Again, pointing to the fact that there is some sort of permeability factor that we go crazy about post transplant, why don't we go crazy pre? Why are we waiting for the transplant to happen and then throw the kitchen sink at them? So it probably makes sense that this is all anti, at least some form of anti-nephrin that's probably causing some of this stuff.

[00:13:27] Astrid Weins: I also want to make the point that, since you're saying some form of anti-nephrin, it could be any antibody. It could be anything that you're removing. So we've definitely had patients mostly in a post transplant world where we did not detect pre transplant anti-nephrin antibodies and they recurred massively and responded to plasmapheresis.

So there must be another factor, another antibody, another circulating protein that has a similar effect on nephrin and nephrin being removed from the slit diaphragm and the disintegration of these junctional complexes that leads to the same phenotype. And it has to be a circulating factor that you can also remove by plasmapheresis because these patients respond to plasmapheresis just like anti-nephrin positive patients would.

So there must be another one another factor, but We'll see.

[00:14:16] Koyal Jain: This almost seems like the story of PLA2R with membranous, where you discovered PLA2R and then subsequently you've discovered so many more. So I'm hoping that with this factor, antibody, that we can now discover more. And this is the way forward.

[00:14:31] Astrid Weins: Yeah, I think it's going to be very important to understand the mechanism of how these antibodies injure the podocyte in the slit diaphragm, because that will give us maybe a hint what the other candidates may be, because the phenotype is the same exact one, right? You have the same picture clinically, the same picture histologically, so it's gotta be something that has a similar mechanism, maybe downstream of what anti-nephrin antibodies do. And so that's why understanding a pathomechanism is so incredibly important to understanding all of the patients that have the same nephrotic syndrome presentation.

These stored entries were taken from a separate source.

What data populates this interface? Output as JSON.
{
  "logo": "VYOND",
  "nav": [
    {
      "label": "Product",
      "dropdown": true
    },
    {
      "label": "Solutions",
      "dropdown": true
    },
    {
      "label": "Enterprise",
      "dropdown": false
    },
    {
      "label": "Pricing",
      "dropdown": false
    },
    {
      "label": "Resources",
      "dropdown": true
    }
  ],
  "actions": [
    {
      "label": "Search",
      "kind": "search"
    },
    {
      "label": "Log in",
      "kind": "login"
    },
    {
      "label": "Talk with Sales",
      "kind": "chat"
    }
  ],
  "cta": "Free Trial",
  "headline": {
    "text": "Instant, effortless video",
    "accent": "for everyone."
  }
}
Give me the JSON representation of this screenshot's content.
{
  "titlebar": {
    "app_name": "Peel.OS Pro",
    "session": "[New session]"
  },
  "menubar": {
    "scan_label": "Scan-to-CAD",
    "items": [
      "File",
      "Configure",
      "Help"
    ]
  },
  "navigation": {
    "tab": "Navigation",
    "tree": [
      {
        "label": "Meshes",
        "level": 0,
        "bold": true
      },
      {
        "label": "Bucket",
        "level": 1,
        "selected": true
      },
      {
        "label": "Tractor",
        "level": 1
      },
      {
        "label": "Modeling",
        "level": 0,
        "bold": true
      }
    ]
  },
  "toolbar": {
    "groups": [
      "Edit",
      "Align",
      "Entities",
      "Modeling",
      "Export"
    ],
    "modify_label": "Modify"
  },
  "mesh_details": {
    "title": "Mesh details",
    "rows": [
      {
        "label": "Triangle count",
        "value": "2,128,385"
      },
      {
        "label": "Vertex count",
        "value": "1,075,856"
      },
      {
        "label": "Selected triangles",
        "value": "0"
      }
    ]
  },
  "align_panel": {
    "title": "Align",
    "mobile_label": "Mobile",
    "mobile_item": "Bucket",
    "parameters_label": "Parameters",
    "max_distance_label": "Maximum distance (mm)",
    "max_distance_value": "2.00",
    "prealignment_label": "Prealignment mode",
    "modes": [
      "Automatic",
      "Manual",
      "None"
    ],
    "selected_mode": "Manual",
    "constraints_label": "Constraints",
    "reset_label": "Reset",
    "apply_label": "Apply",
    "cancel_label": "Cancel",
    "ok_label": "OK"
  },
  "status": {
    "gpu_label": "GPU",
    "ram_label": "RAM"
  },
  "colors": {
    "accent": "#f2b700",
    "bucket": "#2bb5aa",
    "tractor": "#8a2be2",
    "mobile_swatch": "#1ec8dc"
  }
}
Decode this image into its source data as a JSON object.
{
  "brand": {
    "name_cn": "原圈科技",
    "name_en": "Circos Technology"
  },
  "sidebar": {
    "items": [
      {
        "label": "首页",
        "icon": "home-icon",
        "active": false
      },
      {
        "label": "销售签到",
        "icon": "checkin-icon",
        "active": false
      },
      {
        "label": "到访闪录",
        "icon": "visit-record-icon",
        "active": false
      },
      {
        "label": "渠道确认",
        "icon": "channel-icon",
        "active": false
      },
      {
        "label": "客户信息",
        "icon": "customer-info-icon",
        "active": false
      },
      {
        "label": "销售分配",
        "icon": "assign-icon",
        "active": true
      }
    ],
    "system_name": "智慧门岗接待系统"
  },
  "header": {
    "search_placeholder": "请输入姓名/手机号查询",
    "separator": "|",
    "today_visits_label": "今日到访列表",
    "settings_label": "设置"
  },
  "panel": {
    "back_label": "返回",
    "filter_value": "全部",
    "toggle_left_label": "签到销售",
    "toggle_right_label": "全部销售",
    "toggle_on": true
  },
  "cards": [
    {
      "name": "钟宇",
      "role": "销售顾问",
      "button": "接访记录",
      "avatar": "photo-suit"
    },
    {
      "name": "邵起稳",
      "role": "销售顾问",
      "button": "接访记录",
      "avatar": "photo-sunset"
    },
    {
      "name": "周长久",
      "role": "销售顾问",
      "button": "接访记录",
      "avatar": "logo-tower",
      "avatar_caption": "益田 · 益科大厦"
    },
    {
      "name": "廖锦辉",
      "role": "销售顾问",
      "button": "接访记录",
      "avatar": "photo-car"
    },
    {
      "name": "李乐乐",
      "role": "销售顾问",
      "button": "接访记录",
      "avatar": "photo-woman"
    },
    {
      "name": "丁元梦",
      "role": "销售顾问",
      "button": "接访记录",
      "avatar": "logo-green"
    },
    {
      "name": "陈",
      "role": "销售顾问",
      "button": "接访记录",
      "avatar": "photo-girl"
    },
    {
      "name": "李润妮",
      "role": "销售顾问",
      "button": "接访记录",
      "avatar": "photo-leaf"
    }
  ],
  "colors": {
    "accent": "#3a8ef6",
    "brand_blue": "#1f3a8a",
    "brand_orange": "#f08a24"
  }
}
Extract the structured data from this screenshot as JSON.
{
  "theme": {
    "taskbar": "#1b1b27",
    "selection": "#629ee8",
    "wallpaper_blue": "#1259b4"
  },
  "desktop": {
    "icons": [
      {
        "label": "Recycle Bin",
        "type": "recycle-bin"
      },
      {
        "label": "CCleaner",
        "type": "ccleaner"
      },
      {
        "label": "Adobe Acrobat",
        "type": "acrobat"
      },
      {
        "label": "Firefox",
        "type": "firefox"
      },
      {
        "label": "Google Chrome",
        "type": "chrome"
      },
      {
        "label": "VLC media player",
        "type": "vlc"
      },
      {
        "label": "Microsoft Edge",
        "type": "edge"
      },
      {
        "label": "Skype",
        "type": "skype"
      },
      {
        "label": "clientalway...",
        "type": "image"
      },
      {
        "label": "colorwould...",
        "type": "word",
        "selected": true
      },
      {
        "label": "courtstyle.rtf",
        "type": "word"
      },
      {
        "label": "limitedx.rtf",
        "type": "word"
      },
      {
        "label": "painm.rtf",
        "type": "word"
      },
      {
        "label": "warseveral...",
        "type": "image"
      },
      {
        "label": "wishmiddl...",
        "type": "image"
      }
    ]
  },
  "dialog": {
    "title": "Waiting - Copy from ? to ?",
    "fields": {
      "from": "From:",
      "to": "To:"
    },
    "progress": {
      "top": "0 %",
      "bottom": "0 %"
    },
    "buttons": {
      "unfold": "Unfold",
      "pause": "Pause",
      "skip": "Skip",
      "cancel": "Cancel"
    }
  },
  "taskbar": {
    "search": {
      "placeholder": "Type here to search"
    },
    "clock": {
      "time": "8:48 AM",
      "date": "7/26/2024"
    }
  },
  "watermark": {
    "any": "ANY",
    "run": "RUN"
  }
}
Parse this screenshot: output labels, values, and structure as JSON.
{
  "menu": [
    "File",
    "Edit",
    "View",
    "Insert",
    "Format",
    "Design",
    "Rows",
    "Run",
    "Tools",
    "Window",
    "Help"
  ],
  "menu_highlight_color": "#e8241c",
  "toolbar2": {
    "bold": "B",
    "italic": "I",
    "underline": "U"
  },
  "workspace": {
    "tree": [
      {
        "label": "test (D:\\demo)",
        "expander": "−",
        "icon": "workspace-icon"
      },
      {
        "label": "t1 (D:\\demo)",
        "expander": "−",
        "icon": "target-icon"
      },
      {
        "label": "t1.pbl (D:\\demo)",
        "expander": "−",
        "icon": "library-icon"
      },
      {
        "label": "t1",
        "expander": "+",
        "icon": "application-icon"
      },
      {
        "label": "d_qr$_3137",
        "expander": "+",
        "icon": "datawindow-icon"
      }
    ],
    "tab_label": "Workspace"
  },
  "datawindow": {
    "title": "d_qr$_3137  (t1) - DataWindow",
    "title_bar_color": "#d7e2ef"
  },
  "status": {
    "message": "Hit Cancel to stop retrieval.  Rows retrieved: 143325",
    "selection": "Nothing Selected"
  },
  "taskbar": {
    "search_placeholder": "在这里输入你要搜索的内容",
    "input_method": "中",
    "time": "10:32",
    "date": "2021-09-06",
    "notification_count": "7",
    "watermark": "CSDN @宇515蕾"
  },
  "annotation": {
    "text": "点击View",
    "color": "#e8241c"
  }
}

[00:15:09] Kenar Jhaveri: We're going to ask you one last question. I know podocytopathies is your passion, but we always ask our speakers their favorite glomerular disease.

[00:15:18] Astrid Weins: My favorite glomerular disease is absolutely minimal change disease, but I am a little bit of a fan of fibrillary GN, just because I also like the puzzle piece that you need to put it all together in that disease, the staining for IgG and the staining for DNA JB9 and the fibrillary architecture by EM.

I'm just, that's just something I'm really attracted to, to solve puzzles in this field. And that's why I love renal pathology so much. So really any glomerular disease that, doesn't need just light microscopy to be solved is fascinating to me.

[00:15:58] Koyal Jain: Thank you so much Dr. Weins. This has been so super cool, so much fun. I'm so glad that you've joined us and you're helping us pull this field forward and Kenar and I just want you to know that we're grateful for you.

[00:16:10] Astrid Weins: Thank you so much. I'm grateful for you as well.

[00:16:13] Kenar Jhaveri: Thank you. And this is Koyal and Kenar signing off on GN in 10.

[00:16:17] Koyal Jain: And keep listening to us. We'll be back with another episode.

[00:16:21] Laurel Damashek: This has been GN in 10 from the International Society of Glomerular Disease. You can listen and subscribe wherever podcasts are found and tweet at us at ISGDtweets. Thank you for joining us.

Hi GN in 10 listeners. This is Laurel Damashek, executive director of ISGD, with a special announcement. If you enjoyed this episode on anti-nephrin antibodies, please stay tuned for brand new research that will be presented in a late-breaking clinical trials session on May 25th at the 2024 ERA conference. Follow ISGD on our social media or check our website to stay up to date with the latest news in glomerular disease.

[00:17:08] Koyal Jain: Awesome. Kenar, I'm happy to start, but I always end up starting, so I wanted to give you a chance to start if you needed to.

[00:17:17] Kenar Jhaveri: No, I think you should always start and not include me. It's totally fine.

[00:17:20] Koyal Jain: No. Okay, not going to happen.